Susan Rice, a National Security Council senior aide and State Department official under Mr. Clinton who now advises Mr. Obama, said Mrs. Clinton was not involved in “the heavy lifting of foreign policy.” Ms. Rice also took issue with a recent comment by a Clinton campaign official that Mrs. Clinton was “the face of the administration in foreign affairs.”
“Making tough decisions, responding to crises, making the bureaucracy implement decisions that they may not want to implement — that’s the hard part of foreign policy,” Ms. Rice said. “That’s not what Mrs. Clinton was asked or expected to do as first lady.”
That’s rather important stuff. Of critical important, I think, is her lack of a security clearance. As a member of the Senate Armed Services Committee, she now has clearance to greater intelligence and military information than she did while in the White House. She didn’t know all the information, and she didn’t sit in on the most critical and classified decisions. Given that today’s most pressing security issues—terrorism, war, and nuclear proliferation—revolve heavily around intelligence and classified material, its seems reasonable to question whether or not her experience is relevant, as she didn’t directly deal with these things as First Lady. While she certainly had her share of tough decisions to make, none of them were based on national security intelligence.

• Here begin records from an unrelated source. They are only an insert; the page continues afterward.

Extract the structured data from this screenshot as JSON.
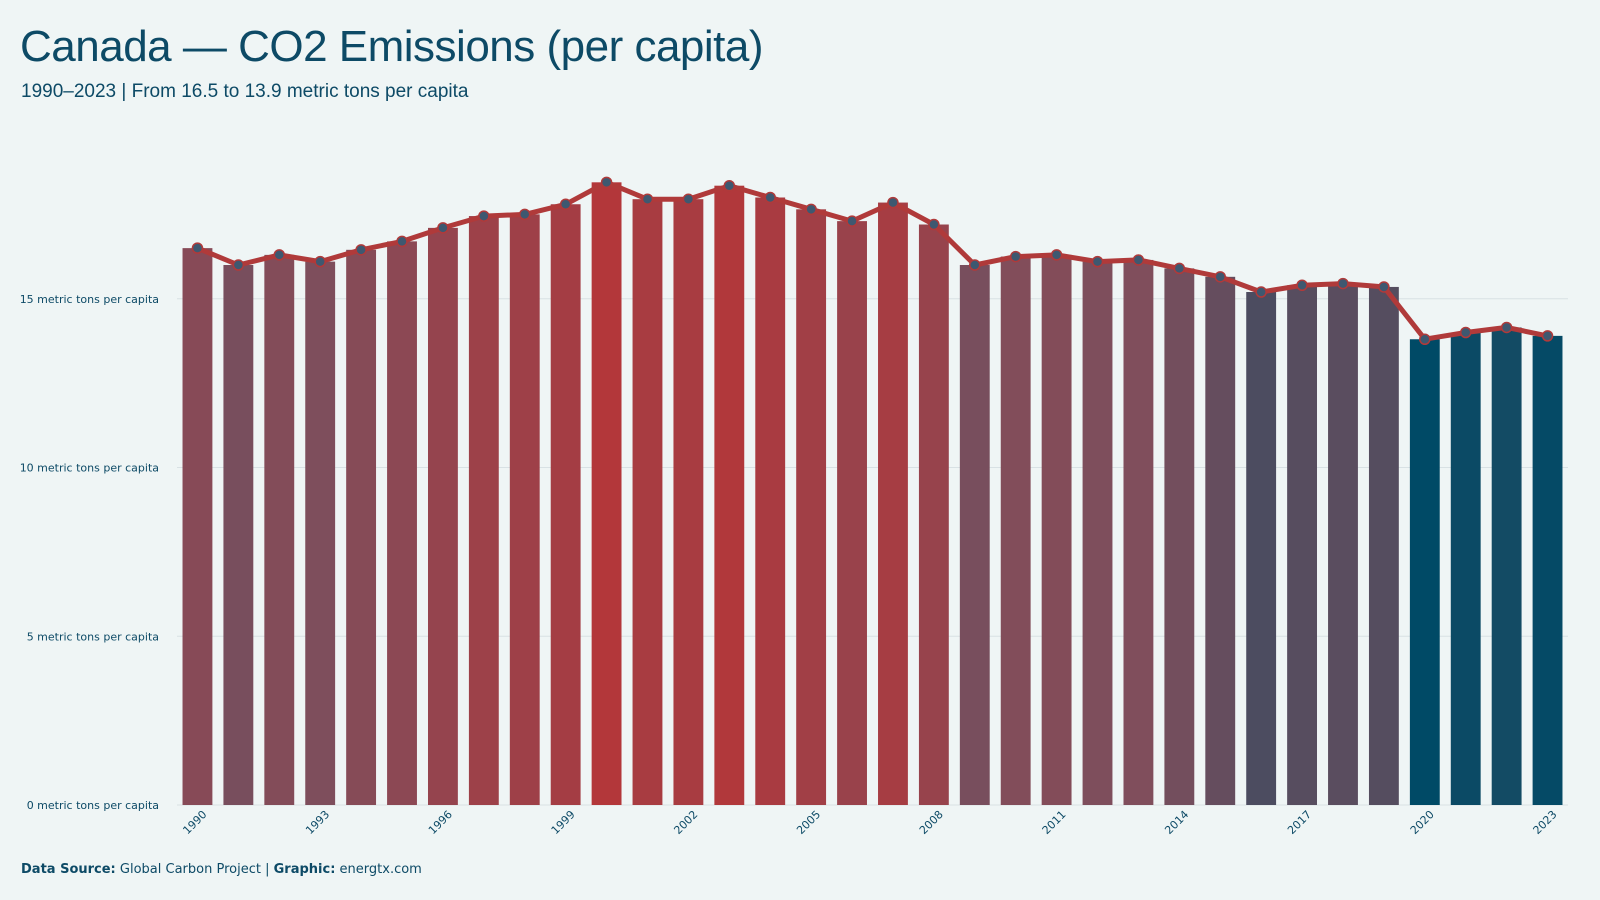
{
  "header": {
    "title": "Canada — CO2 Emissions (per capita)",
    "subtitle": "1990–2023 | From 16.5 to 13.9 metric tons per capita"
  },
  "footer": {
    "source_label": "Data Source:",
    "source_value": "Global Carbon Project",
    "separator": "|",
    "graphic_label": "Graphic:",
    "graphic_value": "energtx.com"
  },
  "colors": {
    "background": "#eff5f5",
    "text": "#0d4a66",
    "line": "#b03a3a",
    "marker_fill": "#3e5870",
    "high": "#b3373a",
    "mid": "#7f4e5c",
    "low": "#004a66",
    "grid": "#d8e1e4"
  },
  "chart_data": {
    "type": "bar",
    "x": [
      1990,
      1991,
      1992,
      1993,
      1994,
      1995,
      1996,
      1997,
      1998,
      1999,
      2000,
      2001,
      2002,
      2003,
      2004,
      2005,
      2006,
      2007,
      2008,
      2009,
      2010,
      2011,
      2012,
      2013,
      2014,
      2015,
      2016,
      2017,
      2018,
      2019,
      2020,
      2021,
      2022,
      2023
    ],
    "values": [
      16.5,
      16.0,
      16.3,
      16.1,
      16.45,
      16.7,
      17.1,
      17.45,
      17.5,
      17.8,
      18.45,
      17.95,
      17.95,
      18.35,
      18.0,
      17.65,
      17.3,
      17.85,
      17.2,
      16.0,
      16.25,
      16.3,
      16.1,
      16.15,
      15.9,
      15.65,
      15.2,
      15.4,
      15.45,
      15.35,
      13.8,
      14.0,
      14.15,
      13.9
    ],
    "xticks": [
      1990,
      1993,
      1996,
      1999,
      2002,
      2005,
      2008,
      2011,
      2014,
      2017,
      2020,
      2023
    ],
    "yticks": [
      0,
      5,
      10,
      15
    ],
    "ytick_suffix": " metric tons per capita",
    "ylim": [
      0,
      20
    ],
    "overlay": "line with markers",
    "grid": true
  }
}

On the other hand, there’s the case for:
Her role mostly involved what diplomats call “soft power” — converting cold war foes into friends, supporting nonprofit work and good-will endeavors, and pressing her agenda on women’s rights, human trafficking and the expanded use of microcredits, tiny loans to help individuals in poor countries start small businesses….
Friends of Mrs. Clinton say that she acted as adviser, analyst, devil’s advocate, problem-solver and gut check for her husband, and that she has an intuitive sense of how brutal the job can be. What is clear, she and others say, is that Mr. Clinton often consulted her, and that Mrs. Clinton gained experience that Mr. Obama, John Edwards and every other candidate lack — indeed, that most incoming presidents did not have.
One of the primary criticisms that all Democrats are levying against the Bush Administration is its squandering of soft-power resources, decimating the US’s image abroad. Clinton’s demonstrated experience and sensitivity to soft power tools, her experience “converting… foes into friends” is central to all the Democrats’ foreign policy platforms. While it may be impossible to prepare for the pressures and demands of the Presidency, she has a better idea of what to expect than anything else. You’d have to go back to George Bush I (VP, CIA Director, UN Ambassador), and before him, Nixon (VP) (and that worked out oh-so well….) for comparable White House experience.
So, the question is open: How do we value resume experience as First Lady? How ought we count it, and how should it be discussed on the campaign trail? This is a tough one, one I don’t think we’ve adequately addressed, in part, because we don’t have a language for discussing the professional aspects of spousal duties. In the contemporary Washington power couple, each person as an independent career—he’s Senate Minority Leader, she’s Secretary of Labor… he (was) an Ambassador, she (was) a Spy—so each defines experience on the basis of individual accomplishments. The spouse doesn’t have to define his or her political role vis-à-vis the other. Of course, none of these spousal positions come with a a title, stationary, or an East Wing office. Hence the question—how do we value Hillary’s East Wing experience as she seeks a term in the West Wing?